‘Battleship” is a Direct Hit For Special Effects, With a Potent Patriotic Pitch

By Maggie Scott

The latest cinematic sow’s ear Hollywood hoped to make into a silk purse (although its first weekend box office “purse” was a healthy $22 million), is actor-turned-director, Peter Berg’s screechingly smashaholic sci-fi thriller, Battleship.

Its release is timed to add to Memorial Day festivities and observances.
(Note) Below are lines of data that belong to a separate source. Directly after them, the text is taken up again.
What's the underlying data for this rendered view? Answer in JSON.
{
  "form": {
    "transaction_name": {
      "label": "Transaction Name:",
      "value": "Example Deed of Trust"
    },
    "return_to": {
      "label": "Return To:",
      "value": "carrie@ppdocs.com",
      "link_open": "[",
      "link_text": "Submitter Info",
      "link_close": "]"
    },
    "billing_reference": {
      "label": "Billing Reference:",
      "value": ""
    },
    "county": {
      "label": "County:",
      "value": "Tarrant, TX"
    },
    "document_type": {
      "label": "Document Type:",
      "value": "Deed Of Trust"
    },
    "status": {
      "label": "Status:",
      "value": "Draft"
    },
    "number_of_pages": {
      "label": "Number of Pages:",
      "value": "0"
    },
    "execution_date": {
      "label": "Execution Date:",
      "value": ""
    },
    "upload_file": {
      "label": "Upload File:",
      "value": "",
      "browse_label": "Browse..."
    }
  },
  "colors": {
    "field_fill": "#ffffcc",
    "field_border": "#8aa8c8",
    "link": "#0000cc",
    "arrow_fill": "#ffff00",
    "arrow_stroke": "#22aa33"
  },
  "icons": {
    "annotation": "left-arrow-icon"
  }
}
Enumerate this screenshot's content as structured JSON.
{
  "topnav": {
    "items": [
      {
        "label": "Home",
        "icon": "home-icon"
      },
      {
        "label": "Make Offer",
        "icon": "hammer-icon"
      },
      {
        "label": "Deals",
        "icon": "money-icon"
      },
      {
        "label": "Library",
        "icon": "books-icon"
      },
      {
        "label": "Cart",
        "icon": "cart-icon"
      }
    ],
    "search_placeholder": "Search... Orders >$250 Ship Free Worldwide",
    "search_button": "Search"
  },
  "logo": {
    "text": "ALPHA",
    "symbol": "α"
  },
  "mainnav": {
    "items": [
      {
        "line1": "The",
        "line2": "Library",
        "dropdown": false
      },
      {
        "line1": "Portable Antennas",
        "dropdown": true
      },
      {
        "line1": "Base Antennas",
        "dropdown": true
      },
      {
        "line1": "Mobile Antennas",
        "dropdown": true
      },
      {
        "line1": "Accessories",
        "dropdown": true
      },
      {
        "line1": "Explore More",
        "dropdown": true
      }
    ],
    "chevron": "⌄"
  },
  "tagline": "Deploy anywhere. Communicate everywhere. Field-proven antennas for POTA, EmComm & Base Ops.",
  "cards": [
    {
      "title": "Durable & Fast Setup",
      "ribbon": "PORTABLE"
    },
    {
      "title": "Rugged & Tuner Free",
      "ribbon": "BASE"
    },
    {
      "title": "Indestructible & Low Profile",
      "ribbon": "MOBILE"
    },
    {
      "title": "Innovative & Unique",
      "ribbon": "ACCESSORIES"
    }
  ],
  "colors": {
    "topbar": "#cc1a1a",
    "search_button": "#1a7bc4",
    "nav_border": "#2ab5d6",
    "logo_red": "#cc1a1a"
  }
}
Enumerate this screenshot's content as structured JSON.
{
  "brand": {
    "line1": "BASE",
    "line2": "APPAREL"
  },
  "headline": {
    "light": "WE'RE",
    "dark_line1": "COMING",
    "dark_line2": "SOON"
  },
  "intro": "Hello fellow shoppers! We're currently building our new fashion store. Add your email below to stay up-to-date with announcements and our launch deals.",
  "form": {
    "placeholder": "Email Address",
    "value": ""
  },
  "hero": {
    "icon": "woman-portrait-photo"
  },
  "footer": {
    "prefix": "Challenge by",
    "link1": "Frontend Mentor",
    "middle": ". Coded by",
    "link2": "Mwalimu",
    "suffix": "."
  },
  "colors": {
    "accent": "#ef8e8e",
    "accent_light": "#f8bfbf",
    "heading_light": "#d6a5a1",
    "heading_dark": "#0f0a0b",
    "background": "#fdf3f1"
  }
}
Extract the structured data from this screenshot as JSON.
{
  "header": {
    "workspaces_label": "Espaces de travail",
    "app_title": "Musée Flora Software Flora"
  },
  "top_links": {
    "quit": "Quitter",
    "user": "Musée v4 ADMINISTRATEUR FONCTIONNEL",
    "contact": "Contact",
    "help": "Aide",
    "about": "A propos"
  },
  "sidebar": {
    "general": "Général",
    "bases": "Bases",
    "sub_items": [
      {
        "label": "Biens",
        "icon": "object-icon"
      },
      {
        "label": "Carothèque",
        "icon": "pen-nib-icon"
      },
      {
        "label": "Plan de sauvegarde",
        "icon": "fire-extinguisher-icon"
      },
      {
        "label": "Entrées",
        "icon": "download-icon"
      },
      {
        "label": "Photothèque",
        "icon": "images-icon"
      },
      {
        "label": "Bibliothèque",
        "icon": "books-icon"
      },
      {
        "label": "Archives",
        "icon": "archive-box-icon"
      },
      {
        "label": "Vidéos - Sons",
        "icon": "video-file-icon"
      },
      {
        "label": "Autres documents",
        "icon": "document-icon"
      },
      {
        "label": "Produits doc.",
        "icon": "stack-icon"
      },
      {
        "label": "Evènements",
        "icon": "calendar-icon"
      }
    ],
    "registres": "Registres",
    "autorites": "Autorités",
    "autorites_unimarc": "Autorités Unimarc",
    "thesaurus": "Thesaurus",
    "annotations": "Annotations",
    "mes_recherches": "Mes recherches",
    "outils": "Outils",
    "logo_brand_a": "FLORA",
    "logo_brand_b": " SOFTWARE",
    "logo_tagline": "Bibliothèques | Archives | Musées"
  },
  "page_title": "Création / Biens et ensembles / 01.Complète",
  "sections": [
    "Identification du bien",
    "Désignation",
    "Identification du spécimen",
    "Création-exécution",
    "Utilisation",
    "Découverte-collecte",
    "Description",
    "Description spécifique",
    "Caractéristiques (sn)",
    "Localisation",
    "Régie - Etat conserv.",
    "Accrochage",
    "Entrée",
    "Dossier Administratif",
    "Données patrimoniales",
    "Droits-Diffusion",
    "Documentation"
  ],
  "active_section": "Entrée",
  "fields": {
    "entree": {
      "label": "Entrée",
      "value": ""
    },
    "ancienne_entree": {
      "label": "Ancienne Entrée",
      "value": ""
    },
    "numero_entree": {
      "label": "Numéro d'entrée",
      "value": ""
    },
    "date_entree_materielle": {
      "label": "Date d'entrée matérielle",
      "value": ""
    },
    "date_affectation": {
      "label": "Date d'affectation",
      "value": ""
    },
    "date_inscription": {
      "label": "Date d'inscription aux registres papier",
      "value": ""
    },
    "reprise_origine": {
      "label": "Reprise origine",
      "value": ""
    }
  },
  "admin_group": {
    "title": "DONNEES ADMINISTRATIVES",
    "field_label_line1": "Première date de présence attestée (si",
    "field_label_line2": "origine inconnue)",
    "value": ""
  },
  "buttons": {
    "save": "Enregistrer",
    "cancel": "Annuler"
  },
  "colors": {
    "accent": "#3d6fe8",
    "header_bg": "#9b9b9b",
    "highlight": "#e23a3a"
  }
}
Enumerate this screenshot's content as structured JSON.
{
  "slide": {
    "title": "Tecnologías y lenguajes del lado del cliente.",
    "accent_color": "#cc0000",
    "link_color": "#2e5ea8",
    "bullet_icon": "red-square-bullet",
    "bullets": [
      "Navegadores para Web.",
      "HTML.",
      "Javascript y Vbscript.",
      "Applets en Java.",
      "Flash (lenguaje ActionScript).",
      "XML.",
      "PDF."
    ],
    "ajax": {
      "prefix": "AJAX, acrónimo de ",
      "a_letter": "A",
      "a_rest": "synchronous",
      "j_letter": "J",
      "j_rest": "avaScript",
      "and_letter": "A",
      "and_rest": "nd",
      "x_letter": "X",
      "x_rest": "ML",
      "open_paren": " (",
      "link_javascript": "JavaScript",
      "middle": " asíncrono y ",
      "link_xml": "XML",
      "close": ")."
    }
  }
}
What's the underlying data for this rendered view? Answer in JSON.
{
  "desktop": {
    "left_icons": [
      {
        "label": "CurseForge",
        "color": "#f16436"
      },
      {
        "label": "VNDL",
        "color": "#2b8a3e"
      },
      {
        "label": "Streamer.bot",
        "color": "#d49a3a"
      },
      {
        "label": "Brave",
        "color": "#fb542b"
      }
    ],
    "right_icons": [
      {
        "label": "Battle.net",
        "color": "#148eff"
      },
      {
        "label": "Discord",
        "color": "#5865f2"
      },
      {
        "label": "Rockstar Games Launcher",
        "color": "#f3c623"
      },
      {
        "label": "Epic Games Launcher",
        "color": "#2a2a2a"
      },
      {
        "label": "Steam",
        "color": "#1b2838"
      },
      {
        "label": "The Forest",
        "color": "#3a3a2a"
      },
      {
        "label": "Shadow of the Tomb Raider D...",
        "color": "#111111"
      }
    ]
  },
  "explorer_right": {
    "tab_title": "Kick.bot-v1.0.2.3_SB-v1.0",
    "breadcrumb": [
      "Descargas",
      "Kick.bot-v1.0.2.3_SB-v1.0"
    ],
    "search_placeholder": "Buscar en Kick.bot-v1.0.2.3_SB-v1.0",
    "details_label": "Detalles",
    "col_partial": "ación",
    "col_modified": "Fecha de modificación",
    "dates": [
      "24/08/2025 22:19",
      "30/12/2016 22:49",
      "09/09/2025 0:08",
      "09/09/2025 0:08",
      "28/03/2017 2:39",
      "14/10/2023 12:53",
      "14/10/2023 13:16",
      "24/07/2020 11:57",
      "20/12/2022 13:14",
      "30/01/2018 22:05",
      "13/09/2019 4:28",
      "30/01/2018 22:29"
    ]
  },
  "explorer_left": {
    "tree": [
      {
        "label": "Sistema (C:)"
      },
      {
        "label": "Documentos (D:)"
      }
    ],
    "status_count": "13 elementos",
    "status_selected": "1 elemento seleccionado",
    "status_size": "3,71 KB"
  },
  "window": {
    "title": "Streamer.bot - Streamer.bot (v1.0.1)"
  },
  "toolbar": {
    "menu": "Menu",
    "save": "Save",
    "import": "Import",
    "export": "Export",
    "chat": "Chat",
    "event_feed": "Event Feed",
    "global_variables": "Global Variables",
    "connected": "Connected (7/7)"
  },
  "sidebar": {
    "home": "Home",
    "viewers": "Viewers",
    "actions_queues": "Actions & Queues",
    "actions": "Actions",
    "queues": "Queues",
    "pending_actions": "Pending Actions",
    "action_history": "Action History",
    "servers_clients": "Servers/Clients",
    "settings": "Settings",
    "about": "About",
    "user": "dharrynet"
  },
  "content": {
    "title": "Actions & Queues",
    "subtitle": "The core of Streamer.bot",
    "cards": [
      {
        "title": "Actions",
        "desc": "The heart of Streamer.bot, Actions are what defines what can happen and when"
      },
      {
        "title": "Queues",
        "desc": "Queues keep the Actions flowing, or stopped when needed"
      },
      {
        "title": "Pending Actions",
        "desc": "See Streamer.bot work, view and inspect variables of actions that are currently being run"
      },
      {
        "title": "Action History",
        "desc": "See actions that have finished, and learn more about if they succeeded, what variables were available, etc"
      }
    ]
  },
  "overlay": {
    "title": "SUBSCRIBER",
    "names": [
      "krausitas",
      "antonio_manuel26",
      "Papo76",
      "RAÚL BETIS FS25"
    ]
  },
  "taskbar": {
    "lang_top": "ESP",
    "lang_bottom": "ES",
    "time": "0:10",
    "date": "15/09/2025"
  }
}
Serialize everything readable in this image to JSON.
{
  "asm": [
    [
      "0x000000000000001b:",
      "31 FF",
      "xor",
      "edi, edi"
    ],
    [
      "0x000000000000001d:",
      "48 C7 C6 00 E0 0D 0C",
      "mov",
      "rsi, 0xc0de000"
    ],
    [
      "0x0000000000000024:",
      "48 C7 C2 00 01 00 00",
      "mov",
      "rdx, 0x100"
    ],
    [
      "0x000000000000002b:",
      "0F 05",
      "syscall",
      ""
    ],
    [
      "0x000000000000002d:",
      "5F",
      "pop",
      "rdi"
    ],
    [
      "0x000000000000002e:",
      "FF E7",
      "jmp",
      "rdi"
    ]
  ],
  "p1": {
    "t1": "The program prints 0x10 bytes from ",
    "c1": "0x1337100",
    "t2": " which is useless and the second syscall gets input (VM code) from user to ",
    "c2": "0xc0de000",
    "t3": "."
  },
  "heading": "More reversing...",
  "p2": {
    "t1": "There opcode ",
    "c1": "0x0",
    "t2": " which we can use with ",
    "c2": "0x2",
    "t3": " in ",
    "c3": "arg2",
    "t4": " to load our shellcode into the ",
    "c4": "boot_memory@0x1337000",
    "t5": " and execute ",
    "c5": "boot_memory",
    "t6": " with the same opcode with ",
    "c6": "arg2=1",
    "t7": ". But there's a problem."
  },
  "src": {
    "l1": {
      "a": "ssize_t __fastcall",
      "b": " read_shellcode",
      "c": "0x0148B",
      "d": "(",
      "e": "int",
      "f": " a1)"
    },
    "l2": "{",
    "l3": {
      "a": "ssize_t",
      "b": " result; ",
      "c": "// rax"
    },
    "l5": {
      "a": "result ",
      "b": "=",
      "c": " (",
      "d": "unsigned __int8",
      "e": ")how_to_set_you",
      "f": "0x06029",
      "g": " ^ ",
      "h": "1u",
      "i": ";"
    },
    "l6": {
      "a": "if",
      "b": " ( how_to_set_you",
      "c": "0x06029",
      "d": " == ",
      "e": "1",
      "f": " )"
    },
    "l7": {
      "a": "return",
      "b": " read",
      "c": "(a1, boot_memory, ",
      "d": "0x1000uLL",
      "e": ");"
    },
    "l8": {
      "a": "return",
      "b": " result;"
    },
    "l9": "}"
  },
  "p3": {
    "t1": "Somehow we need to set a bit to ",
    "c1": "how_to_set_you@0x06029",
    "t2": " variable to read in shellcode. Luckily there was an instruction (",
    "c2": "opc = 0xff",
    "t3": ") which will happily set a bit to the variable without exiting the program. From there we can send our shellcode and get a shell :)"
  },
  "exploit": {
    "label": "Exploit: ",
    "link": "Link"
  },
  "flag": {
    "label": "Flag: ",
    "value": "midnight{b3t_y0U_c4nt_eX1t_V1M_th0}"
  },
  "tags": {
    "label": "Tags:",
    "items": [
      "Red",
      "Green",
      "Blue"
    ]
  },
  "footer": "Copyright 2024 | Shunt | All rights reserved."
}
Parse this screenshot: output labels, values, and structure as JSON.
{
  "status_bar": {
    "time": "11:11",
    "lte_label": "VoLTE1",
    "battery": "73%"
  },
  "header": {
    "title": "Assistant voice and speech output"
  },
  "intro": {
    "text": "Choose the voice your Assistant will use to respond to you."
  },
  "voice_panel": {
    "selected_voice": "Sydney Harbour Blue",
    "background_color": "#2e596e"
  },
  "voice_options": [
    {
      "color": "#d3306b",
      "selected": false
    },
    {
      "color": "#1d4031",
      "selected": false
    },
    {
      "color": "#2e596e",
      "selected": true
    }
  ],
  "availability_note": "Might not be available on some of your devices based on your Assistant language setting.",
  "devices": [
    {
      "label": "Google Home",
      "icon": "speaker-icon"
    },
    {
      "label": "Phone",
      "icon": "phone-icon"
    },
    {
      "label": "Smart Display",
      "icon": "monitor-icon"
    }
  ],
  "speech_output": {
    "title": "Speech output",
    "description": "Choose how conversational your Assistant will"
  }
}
It contains a climactic kicker involving Greatest Generation “Old Salts” proving they still have “the right stuff” that is guaranteed to moisten eyes that have already spent two hours in excited dilation observing the hit-‘em-with-everything-‘ya-got barrage of CGI action between the vessels of the United States Navy and the vanguard ships of an alien invasion.

Thinly disguised as a recruiting film, Battleship features “real deal” naval crews and vessels; and the theatre featured a pre-movie ad for the Navy which intoned how this branch of the armed forces is a “global force for good.”  In fact, ultimately, all of the other branches will have some presence in Battleship: the Air Force pounds the invaders with its lethal fighter jets; a Marine base suffers a Pearl Harbor-style (the film is set in Hawaii) attack; and the Army is commandingly represented by the on-screen work of real-life Iraq combat vet, Gregory D. Gadson, as Mick Canales. He’s  a double amputee, who will literally go metal prosthetic toe-to-not-in-the-periodic table-metal toe with the aliens.

NASA’s Beacon Project search for intelligent life in the universe turns up a “Goldilocks” planet dubbed Planet G and sets off the threat of an “extinction level event.”  At the same time as the naval forces of several nations have converged in the waters off Oahu for the annual RIMPAC “war games,” vessels from Planet G arrive; one of which takes out some high-rise Hong Kong real estate, while others take up menacing residence in the waters right in front of the U.S. Destroyer John Paul Jones.

This is the battleship upon which is serving our story’s hero—26-year-old Alex Hopper (Taylor Kitsch).  Alex is on board thanks to his career Navy officer brother, Stone (Alexander Skarsgard), who ordered the ner-do-well Alex to ship out to shape up.  But his service so far has been less than stellar, with an attitude adjustment still to be achieved.  He’s just been warned by the Admiral father (Liam Neeson) of his lady love, Samantha (Brooklyn Decker), that he could be kicked out of the Navy after RIMPAC.  Luckily for the world, the aliens help Alex realize the potential Stone always saw in him.  It’s swiftly and tragically determined that this is not the North Koreans fooling with them, when Stone’s Destroyer is obliterated and the death of the officers of the John Paul Jones puts the stunned and grieving Alex in command.

At first, Alex is almost overwhelmed by his “bad feeling like we’re gonna need a new planet kind of feeling.”  But, he and his intrepid band of survivors, that include Cora, a feisty communications officer played by R&B diva, Rihanna, and Captain Nagata (Tadanobu Asano), Alex’s soccer game rival from a RIMPAC competing Japanese vessel (the irony of which, remembering World War II history, is hard to shake off), refuse to be sunk— even when their ship is taken out by the aliens’ vicious buzz saw weapons and ammo that hit the Destroyer.

Helping Alex, et al, “buy the world another day” are Sam and Mick, who are playing hide and seek with the aliens at the mountain top, where the Beacon Project space signal transmitters are located, with cowering oversight by equipment tech, Cal Zapata (Hamish Linklater).  In addition to just staying alive, Alex is responsible for destroying those transmitters—and he’s going to need some big guns, like the kind on the floating “museum,” the venerated Battleship “Might Mo” (Missouri).  All the veterans who once proudly sailed aboard her, and now serve as tour guides, have to ask is, “What do you need, son?” to the grateful Alex, and the survivors are “ready to play with the big boys” to “drop some lead” on the mother of all enemies’ mother ship.

Although roundly trounced by the critics, and too long by at least 30 minutes (should have cut out the sequences where the buzz saws menace the Little League team and take out a freeway), Battleship scores a direct hit with its special effects and low-key, but still potent, patriotic pitch.  As a nearly-perfect popcorn movie, you could say it’s almost worthy of a twenty-one gun salute.   Rated PG-13 for violence, language.